Level Generation for Angry Birds with Sequential VAE and Latent Variable Evolution
This addresses the challenge of automating level generation for physics-based games like Angry Birds, which is incremental as it adapts deep generative models to a specific domain.
The authors tackled the problem of generating playable levels for Angry Birds, a game with non-tile-based representation, by proposing a sequential encoding method that processes levels as text data, resulting in drastically improved stability and diversity compared to existing approaches.
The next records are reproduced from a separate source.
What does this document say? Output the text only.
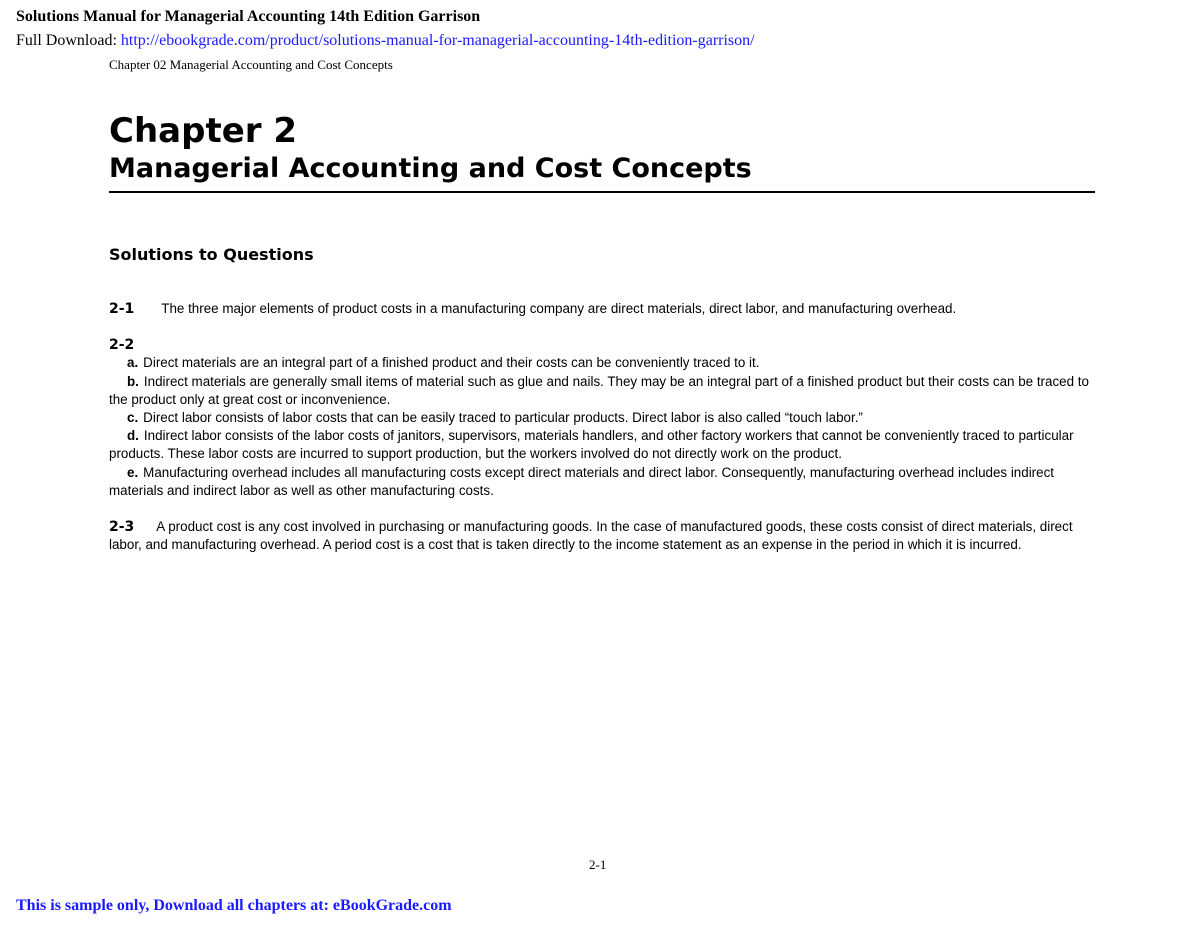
Solutions Manual for Managerial Accounting 14th Edition Garrison
Full Download: http://ebookgrade.com/product/solutions-manual-for-managerial-accounting-14th-edition-garrison/
Chapter 02 Managerial Accounting and Cost Concepts
Chapter 2
Managerial Accounting and Cost Concepts
Solutions to Questions

2-1 The three major elements of product costs in a manufacturing company are direct materials, direct labor, and manufacturing overhead.

2-2

a. Direct materials are an integral part of a finished product and their costs can be conveniently traced to it.

b. Indirect materials are generally small items of material such as glue and nails. They may be an integral part of a finished product but their costs can be traced to the product only at great cost or inconvenience.

c. Direct labor consists of labor costs that can be easily traced to particular products. Direct labor is also called “touch labor.”

d. Indirect labor consists of the labor costs of janitors, supervisors, materials handlers, and other factory workers that cannot be conveniently traced to particular products. These labor costs are incurred to support production, but the workers involved do not directly work on the product.

e. Manufacturing overhead includes all manufacturing costs except direct materials and direct labor. Consequently, manufacturing overhead includes indirect materials and indirect labor as well as other manufacturing costs.

2-3 A product cost is any cost involved in purchasing or manufacturing goods. In the case of manufactured goods, these costs consist of direct materials, direct labor, and manufacturing overhead. A period cost is a cost that is taken directly to the income statement as an expense in the period in which it is incurred.

2-1
This is sample only, Download all chapters at: eBookGrade.com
Video game level generation based on machine learning (ML), in particular, deep generative models, has attracted attention as a technique to automate level generation. However, applications of existing ML-based level generations are mostly limited to tile-based level representation. When ML techniques are applied to game domains with non-tile-based level representation, such as Angry Birds, where objects in a level are specified by real-valued parameters, ML often fails to generate playable levels. In this study, we develop a deep-generative-model-based level generation for the game domain of Angry Birds. To overcome these drawbacks, we propose a sequential encoding of a level and process it as text data, whereas existing approaches employ a tile-based encoding and process it as an image. Experiments show that the proposed level generator drastically improves the stability and diversity of generated levels compared with existing approaches. We apply latent variable evolution with the proposed generator to control the feature of a generated level computed through an AI agent's play, while keeping the level stable and natural.